Attention: TDR Forum Junkies
To the point: Click this link and check out the Front Page News story(ies) where we are tracking the introduction of the 2025 Ram HD trucks.

Thanks, TDR Staff

New to 24v Diesel

Power without smoke???

Status
Not open for further replies.
Howdy all,



In the new issue of Geno's Garage catalog, and on their website of course, they have a new product that sounds promising. New bleeder valves for the brakes that have a check valve in them so you can bleed your brakes all by yourself. They only list a set for front disc brakes, but not for the rears on the 2001. 5 trucks, which I have.



Was wondering if I could just order two sets of these and use a set on the rear brakes as well... ... ... ...



I'm single, and so don't have anyone to help me bleed brakes, etc. . These sure would be a big help if they will work.



Thanks,

Tom
 
I assume these are the Russell speed bleeders? If so, they work great. I had a set on my Jeep. Took them off when I converted it to 4 wheel disc, and need to get some new ones for the new calipers. If the rear calipers use the same size/thread bleeder as the fronts, then they'll work. Otherwise try Summit racing as they sell them as well and may carry ones that will fit the rears.
 
What you need for single man brake bleed

1) A large (preferrably) non breakable bottle

with lid.



2) A length of rubber tubing that is

the correct diameter to fit snugly over the

bleeder nipples. This can be anywhere from

a couple of inches long to say 6 feet.



3) A means of fastening the tubing through

the lid of the bottle with the end very near

the bottom of the bottle.



What you are trying to fix is when you let

off on the brake pedal it tends to create

a suction that will pull (suck) air back

in of the bleeder valve is open.



How the bottle and the hose works: You

connect the hose to the bleeder valve before

opening it.
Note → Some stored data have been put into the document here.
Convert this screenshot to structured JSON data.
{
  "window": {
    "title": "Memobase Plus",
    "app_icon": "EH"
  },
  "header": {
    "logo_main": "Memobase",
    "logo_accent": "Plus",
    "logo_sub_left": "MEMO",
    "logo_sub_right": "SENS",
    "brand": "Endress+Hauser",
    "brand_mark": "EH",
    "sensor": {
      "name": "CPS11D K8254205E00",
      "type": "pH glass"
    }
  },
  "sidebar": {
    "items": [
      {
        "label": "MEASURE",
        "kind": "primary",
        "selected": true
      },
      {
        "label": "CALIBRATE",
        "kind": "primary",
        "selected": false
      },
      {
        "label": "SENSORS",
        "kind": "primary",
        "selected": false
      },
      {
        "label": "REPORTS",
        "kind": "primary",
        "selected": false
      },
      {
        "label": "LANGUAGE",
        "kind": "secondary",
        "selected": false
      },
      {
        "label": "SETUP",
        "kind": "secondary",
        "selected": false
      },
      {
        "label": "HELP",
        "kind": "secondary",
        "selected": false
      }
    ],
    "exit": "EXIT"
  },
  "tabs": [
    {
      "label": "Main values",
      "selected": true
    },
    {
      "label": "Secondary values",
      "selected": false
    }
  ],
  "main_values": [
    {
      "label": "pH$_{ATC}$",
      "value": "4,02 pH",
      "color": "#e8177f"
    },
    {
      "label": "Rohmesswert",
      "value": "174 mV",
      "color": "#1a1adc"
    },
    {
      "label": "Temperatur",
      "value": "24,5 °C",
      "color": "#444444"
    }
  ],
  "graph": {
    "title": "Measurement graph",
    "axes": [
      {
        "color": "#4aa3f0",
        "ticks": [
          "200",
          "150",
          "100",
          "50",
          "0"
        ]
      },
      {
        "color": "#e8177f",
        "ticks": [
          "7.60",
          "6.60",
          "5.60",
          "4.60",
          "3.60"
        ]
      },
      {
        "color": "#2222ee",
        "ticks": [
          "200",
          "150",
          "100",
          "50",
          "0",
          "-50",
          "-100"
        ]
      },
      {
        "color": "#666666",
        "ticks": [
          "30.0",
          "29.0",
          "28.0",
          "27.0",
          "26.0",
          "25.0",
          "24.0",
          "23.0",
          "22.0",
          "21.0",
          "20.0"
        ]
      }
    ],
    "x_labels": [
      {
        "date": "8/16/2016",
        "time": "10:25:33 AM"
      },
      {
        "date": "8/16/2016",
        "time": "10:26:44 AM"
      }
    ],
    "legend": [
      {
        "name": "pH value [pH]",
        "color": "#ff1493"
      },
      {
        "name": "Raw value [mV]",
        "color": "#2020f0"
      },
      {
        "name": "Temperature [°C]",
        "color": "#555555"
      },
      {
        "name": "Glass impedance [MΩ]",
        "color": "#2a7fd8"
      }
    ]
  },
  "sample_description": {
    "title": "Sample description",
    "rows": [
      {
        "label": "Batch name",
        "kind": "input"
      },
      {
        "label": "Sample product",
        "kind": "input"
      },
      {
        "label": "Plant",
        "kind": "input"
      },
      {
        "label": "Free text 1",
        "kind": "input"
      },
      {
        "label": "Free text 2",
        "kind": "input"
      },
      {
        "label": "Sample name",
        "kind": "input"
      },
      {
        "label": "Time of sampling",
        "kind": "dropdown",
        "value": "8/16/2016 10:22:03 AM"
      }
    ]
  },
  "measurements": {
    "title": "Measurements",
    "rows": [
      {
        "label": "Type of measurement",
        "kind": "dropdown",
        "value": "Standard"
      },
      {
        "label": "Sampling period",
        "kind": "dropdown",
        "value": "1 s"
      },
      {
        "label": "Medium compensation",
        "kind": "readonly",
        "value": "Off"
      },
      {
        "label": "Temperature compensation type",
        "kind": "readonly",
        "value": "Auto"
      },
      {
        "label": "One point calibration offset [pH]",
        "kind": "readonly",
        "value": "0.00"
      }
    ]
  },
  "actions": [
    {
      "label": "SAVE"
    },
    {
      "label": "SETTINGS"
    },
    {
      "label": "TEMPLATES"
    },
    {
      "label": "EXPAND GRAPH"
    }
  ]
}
You open the valve and walk

to the cab and pump the pedal. Because the

brake fluid goes down the hose and into the

bottle, when you let off on the pedal it

suck the new fluid that you were bleeding

back from the hose into the slave cylinder.

You walk from the cab and close the

bleeder valve and you are golden.



A couple of points: You need to either bleed

enough brake fluid to get the level of the

bottle over the end of the hose OR pre-fill

the bottle with brake fluid. I like the

first part better because the point of bleeding

the brake is to get that new fluid into the

slave cylinder and push as much of the old

fluid out as possible.



You do not have to rely on anyone but yourself

to do this. So you do not have to piss off the

wife, girl friend or significant other to

help you. You will not get brake fluid squirted

in you face or other places that you do not

want it. All of the fluid goes into the bottle.



I was shown this method by a very good racing

mechanic. I have used to this method on

several vehicles and it just works.



I am really particular when it comes to my

brakes. If it isn't right it does not get

driven.



I wish I had a digital picture to show you.



You can use the small plastic container

that comes with a might-vac (vacuum brake

bleed kit) for a started. The one that

came with my mighty-vac was setup correctly.

Using a bigger bottle with a larger

base and longer hose works better.



Don't think about using the vacuum bleeder.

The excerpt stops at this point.